A novel angiogenic microRNA drug might be a new option for the treatment of ischemic cardiovascular disease, according to a new study (“Nuclear microRNA-466c regulates Vegfa expression in response to hypoxia”) in PLOS ONE by researchers from the University of Eastern Finland together with international collaborators. In the study, the researchers describe a novel nuclear acting microRNA.
MicroRNAs are small RNA molecules, which regulate gene expression. Their recognized role is gene silencing by targeting messenger RNAs in cell cytoplasm. However, this novel microRNA, miR-466c, has a different mechanism of action. It upregulates the vascular endothelial growth factor A (VEGFA) by targeting the gene promoter in the cell nucleus.

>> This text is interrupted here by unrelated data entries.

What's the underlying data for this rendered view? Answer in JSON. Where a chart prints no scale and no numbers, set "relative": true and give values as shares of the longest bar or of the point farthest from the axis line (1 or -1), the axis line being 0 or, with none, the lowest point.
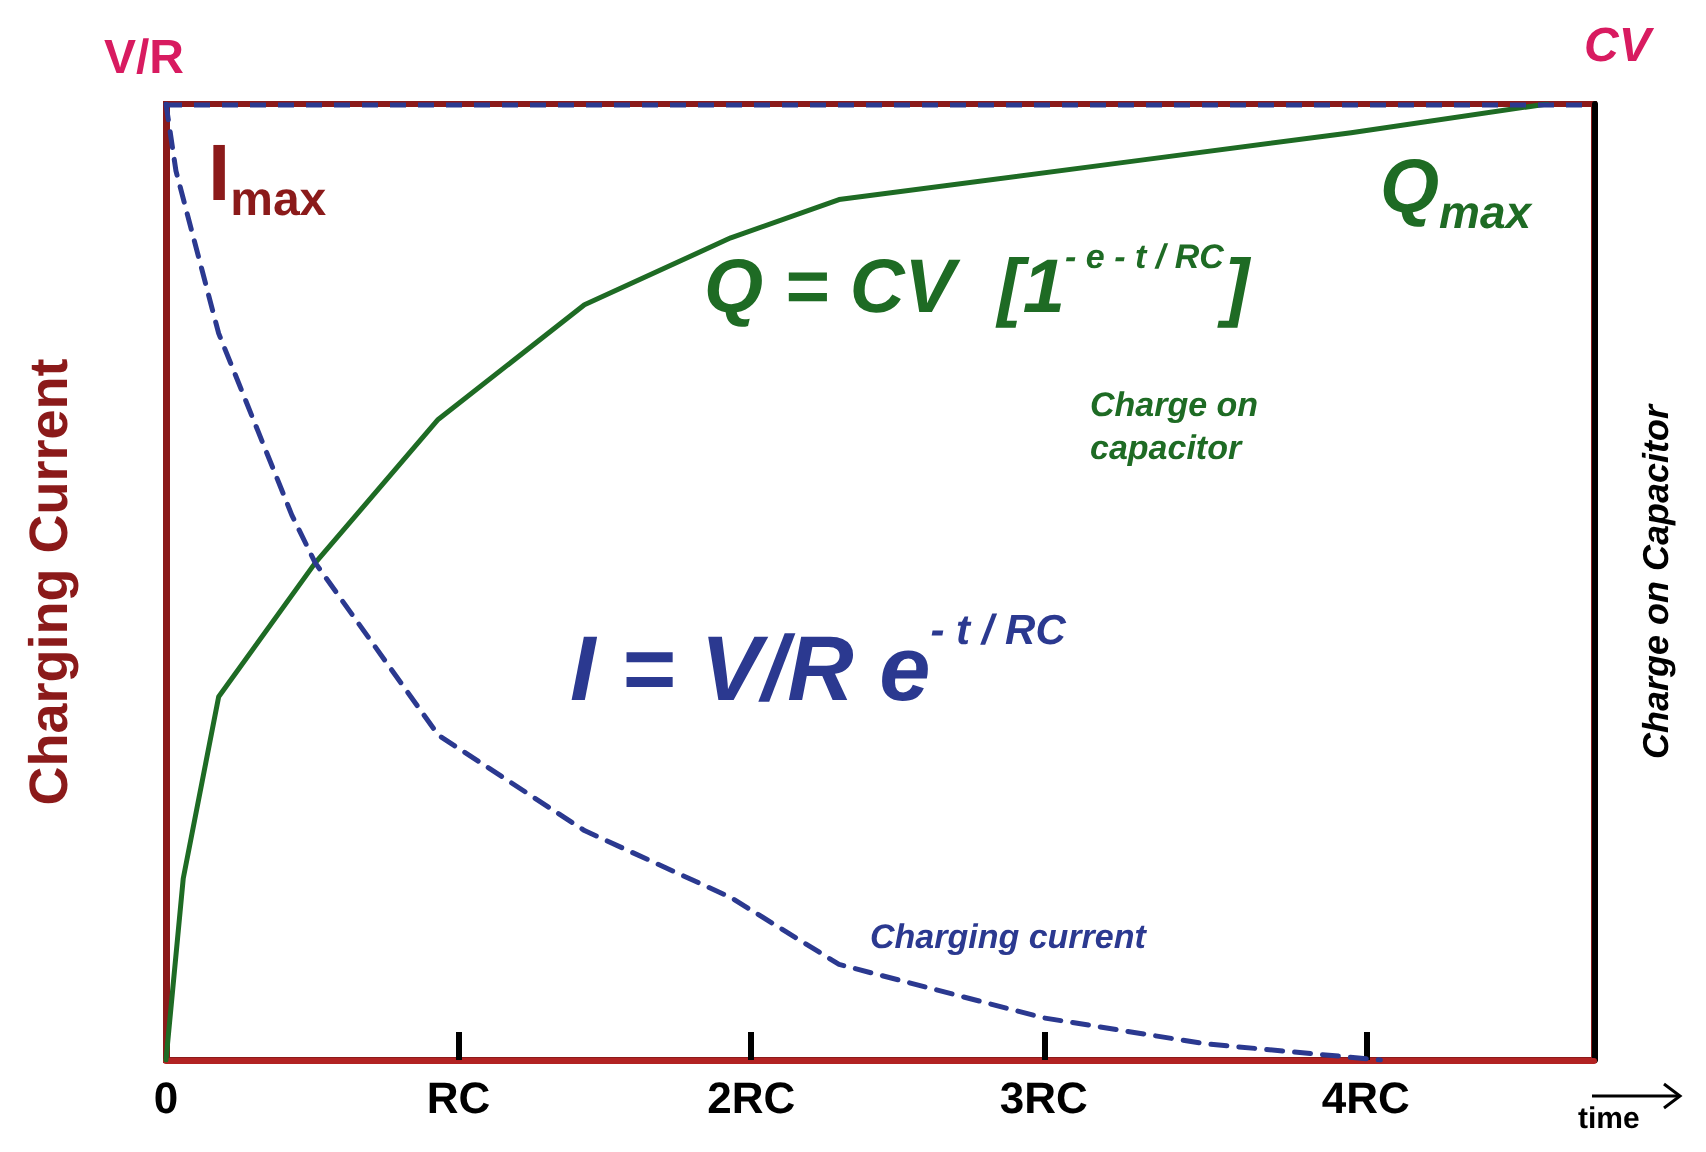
{
  "chart_data": {
    "type": "line",
    "relative": true,
    "xlabel": "time",
    "ylabel": "Charging Current",
    "y2label": "Charge on Capacitor",
    "xlim": [
      0,
      4.88
    ],
    "xticks": [
      {
        "value": 0,
        "label": "0"
      },
      {
        "value": 1,
        "label": "RC"
      },
      {
        "value": 2,
        "label": "2RC"
      },
      {
        "value": 3,
        "label": "3RC"
      },
      {
        "value": 4.1,
        "label": "4RC"
      }
    ],
    "series": [
      {
        "color": "#1e6b24",
        "line_style": "solid",
        "x": [
          0,
          0.059,
          0.18,
          0.51,
          0.93,
          1.43,
          1.93,
          2.3,
          3.3,
          4.05,
          4.72
        ],
        "values": [
          0,
          0.19,
          0.38,
          0.52,
          0.67,
          0.79,
          0.86,
          0.9,
          0.94,
          0.97,
          1
        ]
      },
      {
        "color": "#2b3990",
        "line_style": "dashed",
        "x": [
          0,
          0.034,
          0.18,
          0.43,
          0.51,
          0.93,
          1.43,
          1.93,
          2.3,
          3.0,
          3.55,
          4.15
        ],
        "values": [
          1,
          0.93,
          0.76,
          0.57,
          0.52,
          0.34,
          0.24,
          0.17,
          0.1,
          0.044,
          0.017,
          0
        ]
      }
    ],
    "ref_lines": [
      {
        "axis": "y",
        "value": 1,
        "color": "#2b3990",
        "line_style": "dashed"
      }
    ],
    "annotations": [
      "V/R",
      "CV",
      "I$_{max}$",
      "Q$_{max}$",
      "Q = CV  [1$^{- e - t / RC}$]",
      "Charge on capacitor",
      "I = V/R e$^{- t / RC}$",
      "Charging current"
    ],
    "grid": false,
    "legend": false,
    "marker": "none"
  }
}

In addition to expanding the academic understanding of microRNA biology, these findings have commercial relevance for the development of novel RNA drugs. Increasing the expression of VEGFA by using small RNAs offers novel options for the treatment of ischemic cardiovascular disease, where the blood supply in the tissue is compromised.
“MicroRNAs are well characterized in their role in silencing gene expression by targeting 3´—UTR of mRNAs in cytoplasm. However, recent studies have shown that miRNAs have a role in the regulation of genes in the nucleus, where they are abundantly located,” write the investigators.
“We show here that in mouse endothelial cell line (C166), nuclear microRNA miR-466c participates in the regulation of vascular endothelial growth factor a (Vegfa) gene expression in hypoxia. Upregulation of Vegfa expression in response to hypoxia was significantly compromised after removal of miR-466c with CRISPR-Cas9 genomic deletion. We identified a promoter-associated long non-coding RNA on mouse Vegfa promoter and show that miR-466c directly binds to this transcript to modulate Vegfa expression.
“Collectively, these observations suggest that miR-466c regulates Vegfa gene transcription in the nucleus by targeting the promoter and expands on our understanding of the role of miRNAs well beyond their canonical role.”
“RNA activation as a phenomenon has been known for 16 years already, but its commercial potential has been recognized only recently,” says Adjunct Professor Mikko Turunen, PhD, adjunct professor at the University of Eastern Finland, and chair of the newly founded RNatives company, which will be commercializing the patented microRNA drug.
“Our patented microRNA drug has several advantages over traditional means of increasing gene expression. First of all, by activating the cell’s own therapeutic gene (e.g., VEGFA), all the different spliceforms of the gene are correctly produced. Also, being a small RNA, it is much less immunogenic and more stable than longer RNAs, such as mRNA based drugs,” continues Turunen.
In addition to RNA drugs, RNatives is developing engineered exosomes for the delivery of these RNAs into patients.